Pascale Thoby dirige Loulidesbois (5 salariés), une entreprise finistérienne qui conçoit et produit des couches lavables, à destination des particuliers et des professionnels. Elle explique les raisons du développement de son activité sur internet.
Quelles sont les raisons qui vous ont poussée à créer un site internet marchand?
Au départ, notre site internet, www.loulidesbois.fr, était conçu pour être un site vitrine, présenter nos produits et la société, comme un outil de communication pour informer nos consommateurs. Puis au fil du temps, les demandes ont afflué de l'extérieur du Finistère. Nous avons donc décidé de donner la possibilité aux visiteurs de commander en ligne nos produits. Ce qui suppose un travail de référencement, via les moteurs de recherche, les forums spécialisés, des échanges de liens avec des sites.
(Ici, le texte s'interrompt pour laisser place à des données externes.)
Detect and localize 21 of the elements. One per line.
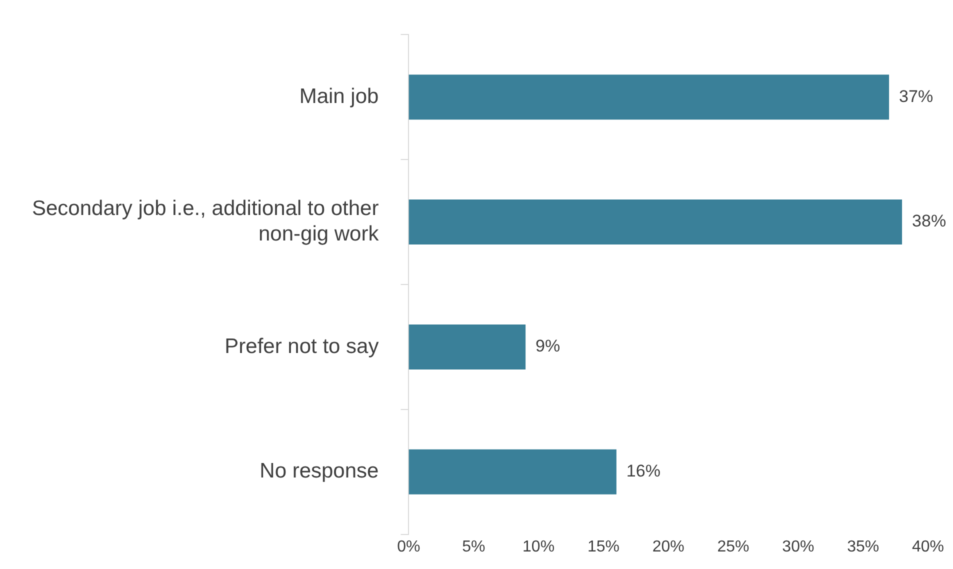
x-tick-label: 25%	[717, 538, 750, 556]
x-tick-label: 40%	[912, 538, 944, 556]
data-label: 38%	[912, 212, 946, 231]
data-label: 9%	[536, 336, 560, 356]
data-label: 37%	[899, 86, 934, 106]
x-tick-label: 30%	[782, 538, 814, 556]
y-tick-label: Prefer not to say	[224, 334, 380, 358]
bar	[408, 324, 526, 370]
x-tick-label: 15%	[587, 538, 620, 556]
y-tick-label: Secondary job i.e., additional to other non-gig work	[32, 197, 380, 246]
bar	[408, 74, 890, 120]
x-tick-label: 10%	[522, 538, 555, 556]
x-tick-label: 20%	[652, 538, 684, 556]
x-tick-label: 35%	[847, 538, 880, 556]
x-tick-label: 0%	[397, 538, 420, 556]
data-label: 16%	[626, 462, 660, 481]
bar	[408, 200, 902, 245]
y-tick-label: Main job	[299, 84, 379, 108]
y-tick-label: No response	[260, 460, 379, 483]
bar	[408, 449, 616, 494]
x-tick-label: 5%	[462, 538, 486, 556]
Un travail astreignant mais payant en termes de retombées.
Les ventes sur internet représentent quelle part de votre chiffre d'affaires?
Aujourd'hui, cela représente 20% de notre chiffre d'affaires qui s'établit à 500.000€ par an. C'est l'équivalent de notre boutique de Morlaix. Le panier, de l'ordre de 50€, est proche de celui des ventes en boutique. Dans un premier temps, la préparation des colis nous prenait deux à trois heures par jour, en plus de notre journée. Mon époux y consacre la moitié de son temps.
Vous avez également développé une stratégie "click and mortar", c'est-à-dire une complémentarité entre votre unité commerciale virtuelle, le site internet, et vos unités commerciales physiques, vos boutiques. Pour quelles raisons?
Nos clients ont la possibilité de commander sur internet et de prendre livraison dans l'une de nos trois boutiques, à Brest, à Quimper ou sur Morlaix. La raison tient au fait que beaucoup de nos clients, des femmes enceintes, des personnes habitant en dehors de nos zones de chalandise habituelles, ne peuvent pas nécessairement se déplacer facilement et demandent à des personnes de leur entourage de venir chercher leurs produits afin de réduire les frais de port. De plus, le conseil en direct est irremplaçable.